I always knew that teen girls hated dairy mostly due to taste and fears of getting fat, but I never realized they were this much at risk of osteoporosis and other diseases. What about your teenage children — or what about yourself? Are you getting enough calcium in your diet? (Even here in China, the average calcium intake is less than half the recommended amounts.) To answer this question, we need some data. First, we need to know how much calcium we need per day to stay healthy. Here’s the data, from the US NIH review article on calcium:


Life Stage Recommended Amount
Birth to 6 months 200 mg
Infants 7–12 months 260 mg
Children 1–3 years 700 mg
Children 4–8 years 1,000 mg
Children 9–13 years 1,300 mg
Teens 14–18 years 1,300 mg
Adults 19–50 years 1,000 mg
Adult men 51–70 years 1,000 mg
Adult women 51–70 years 1,200 mg
Adults 71 years and older 1,200 mg
Pregnant and breastfeeding teens 1,300 mg
Pregnant and breastfeeding adults 1,000 mg


What about your daily routine — how much calcium do you get? To find out, you can start with a list below, listing the calcium content of the most common foods. For all other foods, you can look at the nutrition label or use the wonderful online Nutrient Data Laboratory database from the USDA.  (For Chinese readers, you can find an excellent handout about calcium here from the Chinese Community Health Resource Center in San Francisco.)


Food Serving Size Calcium Content, mg No. of Servings to Equal Calcium Content in 1 Cup of Low-Fat Milk
Dairy foods
    Whole milk 1 cup (244 g) 246 1.0
    Low-fat (1%) milk 1 cup (244 g) 264
    Nonfat milk 1 cup (245 g) 223 1.2
    Yogurt, nonfat, fruit variety 6 oz (170 g) 258 1.0
    Frozen yogurt, vanilla, soft serve 1/2 cup (72 g) 103 2.6
    Cheese 1 1-oz slice (28 g) 202 1.3
    Cheese, pasteurized, processed 1 3/4-oz slice (21 g) 144 1.8
    Cheese, ricotta, part skim milk 1/2 cup (124 g) 337 0.7
Nondairy foods
    Salmon, sockeye canned, drained, with bones 3 oz (85 g) 203 1.3
    Tofu, firm, prepared with calcium sulfate and magnesium chloride 1/2 cup (126 g) 204 1.3
    White beans, cooked, boiled 1 cup (179 g) 161 1.6
    Broccoli, cooked 1 cup, chopped (156 g) 62 4.3
    Collards, cooked, boiled, drained 1 cup, chopped (190 g) 266 1.0
    Baked beans, canned 1 cup (253 g) 127 2.1
    Tomatoes, canned, stewed 1 cup (255 g) 87 3.0
Foods fortified with calcium
    Calcium-fortified orange juice 1 cup (240 mL) 300 0.9
    Selected fortified breakfast cereals 3/4–1 cup (30 g) 100 2.6
    Instant oatmeal, fortified, plain, prepared with water 1/2 cup (117 g) 65 4.1
    English muffin, plain, enriched, with calcium propionate 1 muffin (57 g) 99 2.7
    Calcium-fortified soy milka 1 cup (240 mL) 200–500 0.5–1.3
  • Source: US Department of Agriculture, Agriculture Research Service.

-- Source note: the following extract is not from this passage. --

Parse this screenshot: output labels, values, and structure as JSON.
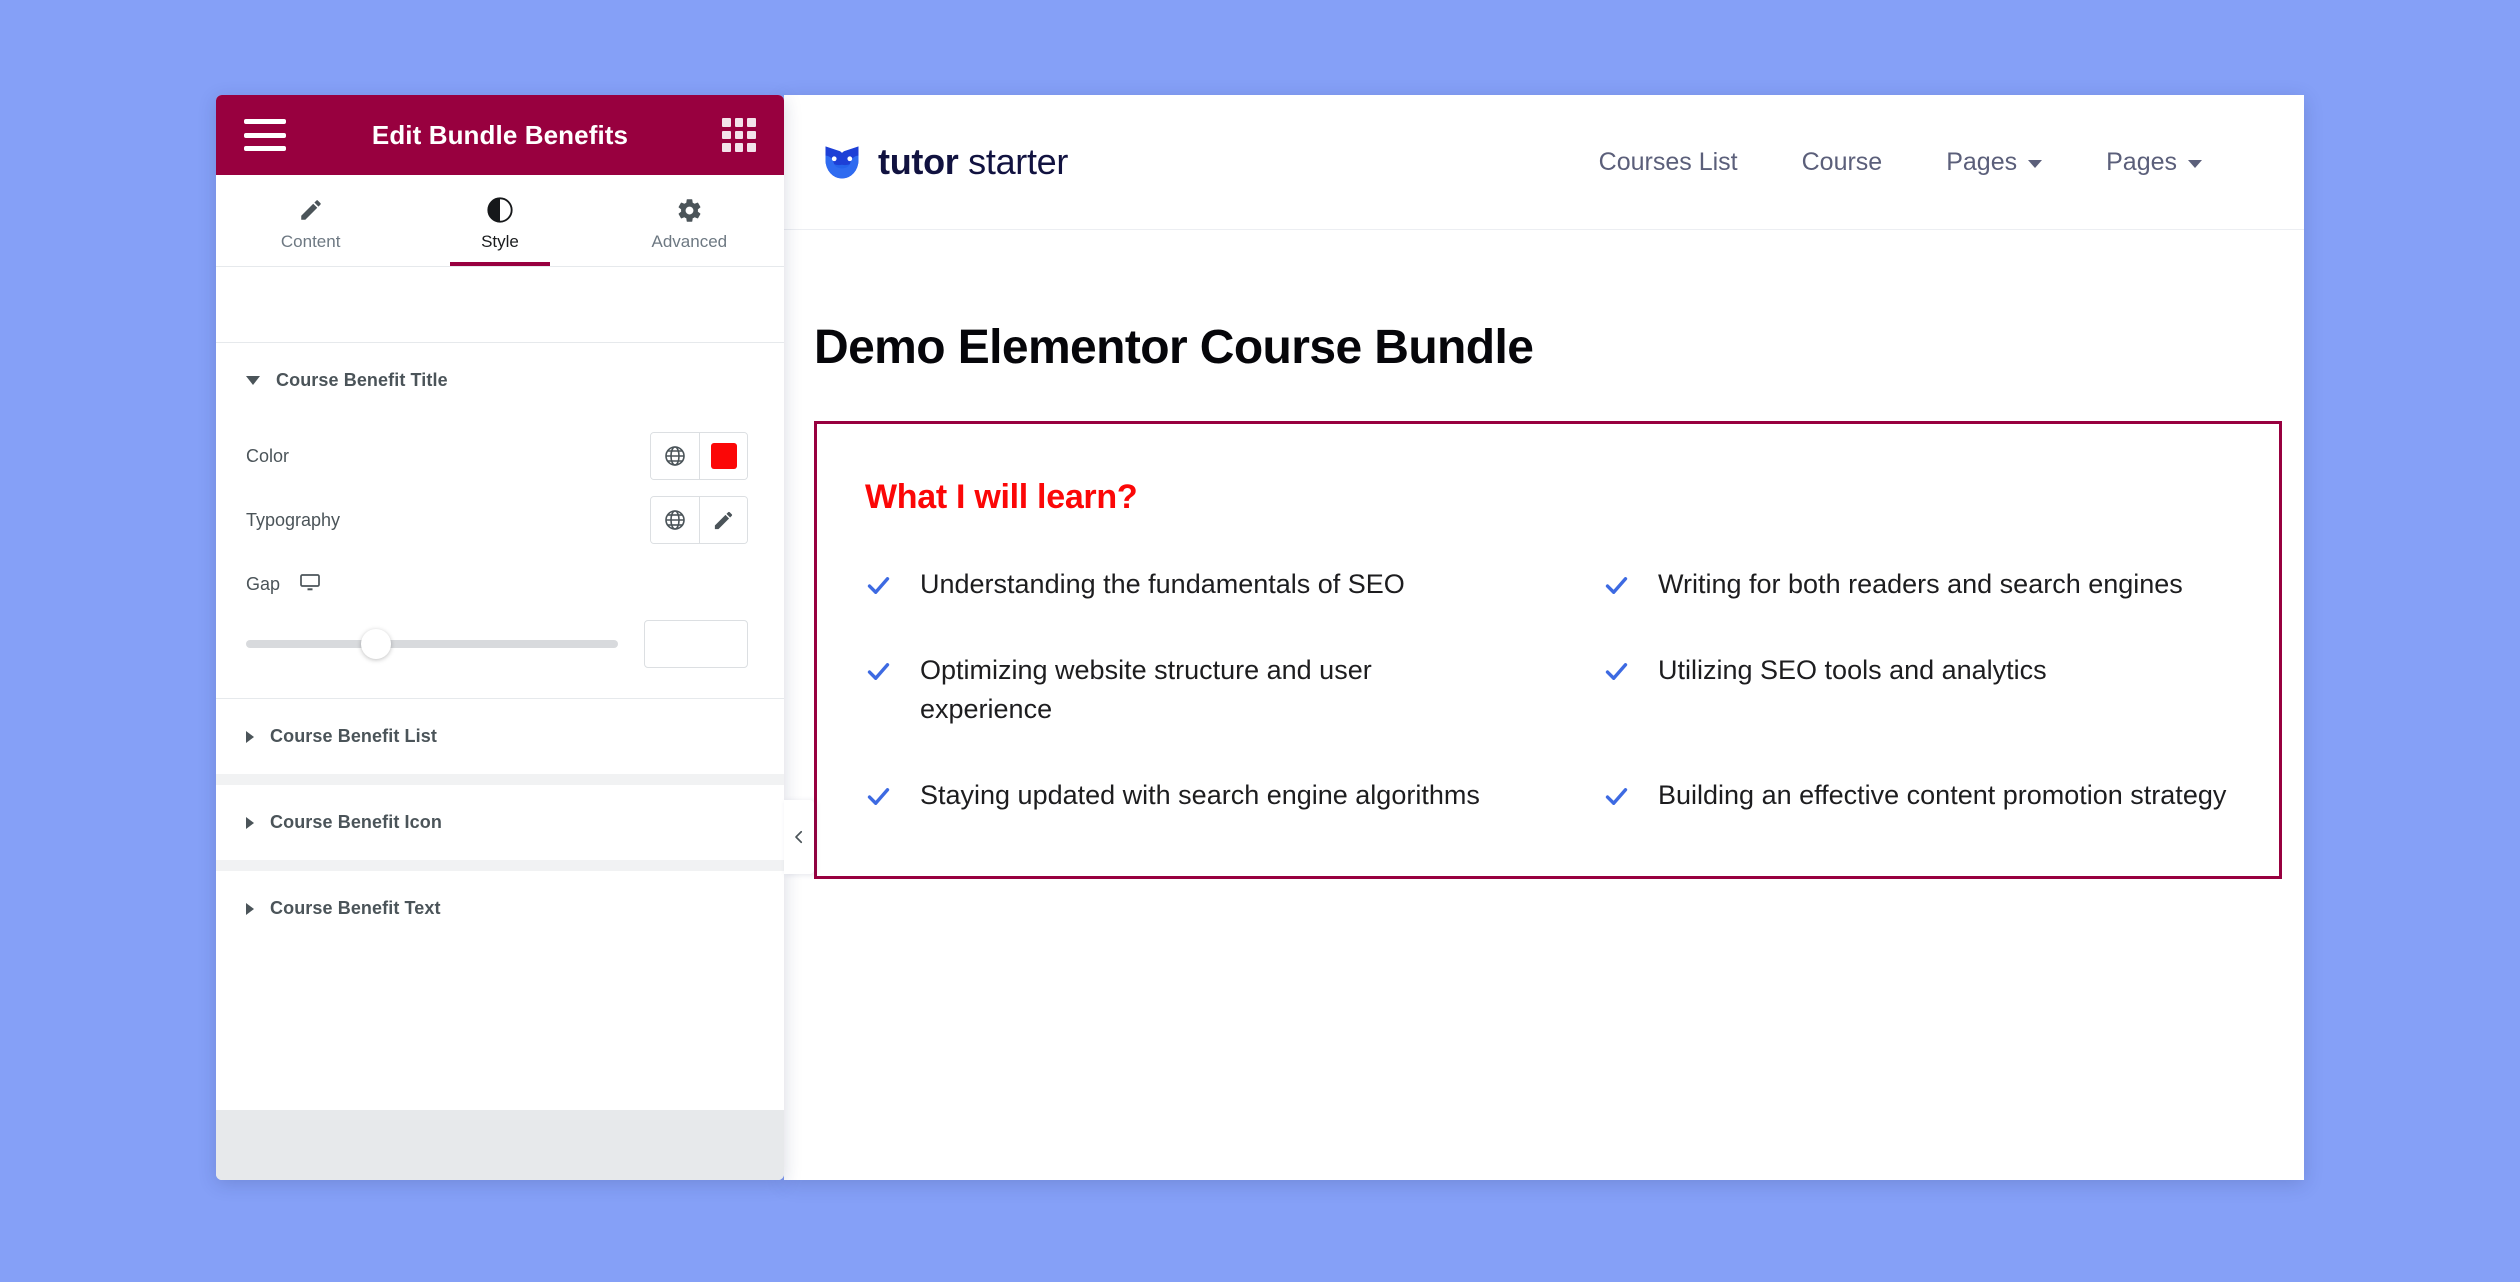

What If Your Child Isn’t Getting Enough?

I strongly advise all parents to do a bit of math and see how your kids are faring with calcium, especially your girls. Because as we mentioned, it’s overwhelmingly likely that they’re not getting enough, and it’s our job as parents to guide them with proper choices. One easy task is to completely eliminate all sodas. I know you don’t have control over your kids at the mall or a friend’s house, but you certainly can be a role model at home and never even buy sodas. Ever. Really! I’ve blogged about soda dangers, as it is by far the #1 most unhealthy choice in America now, at all ages. There’s actually some data showing soda drinkers have lower bone density, but it’s still controversial why that is. Most likely the soda is just replacing healthy calcium drinks such as milk. But there still remain a host of reasons never to drink soda, especially due to its risk of obesity and diabetes. I would much prefer any child drink a calcium fortified orange or apple juice instead of any soda.

The best choice for calcium remains milk, but let’s just assume you’ll never convince your 13 year old daughter of this (likely scenario!). The best other sources are the same for any age, as I previously discussed with toddler formulas:  yogurt and hard cheese, fortified soy or rice milk, leafy green vegetables, and canned salmon or sardines. As a last resort, a daily multivitamin may be reasonable for some. For further kid-specific advice, here’s some again from the AAP:

For kids who aren’t getting enough calcium, make use of calcium-fortified milk, orange juice, cereals and granola bars. Some of these products contain so much calcium that a single serving takes a youngster halfway to her recommended daily value.

Your teen isn’t a milk drinker? There are other ways to obtain calcium through the diet. “Many adolescents don’t like milk, especially girls,” says dietitian Mary Story. Try tempting your son or daughter with chocolate-flavored skim milk. You can also disguise milk by adding it to soups, puddings, baked products, sauces and stews. Alternatives to milk include cheese and yogurt. Eight ounces of yogurt and two ounces of cheese contains about the same amount of calcium as eight ounces of milk and therefore each would equal one serving. Half a cup of cottage cheese, however, is lower in the mineral and counts as half a serving.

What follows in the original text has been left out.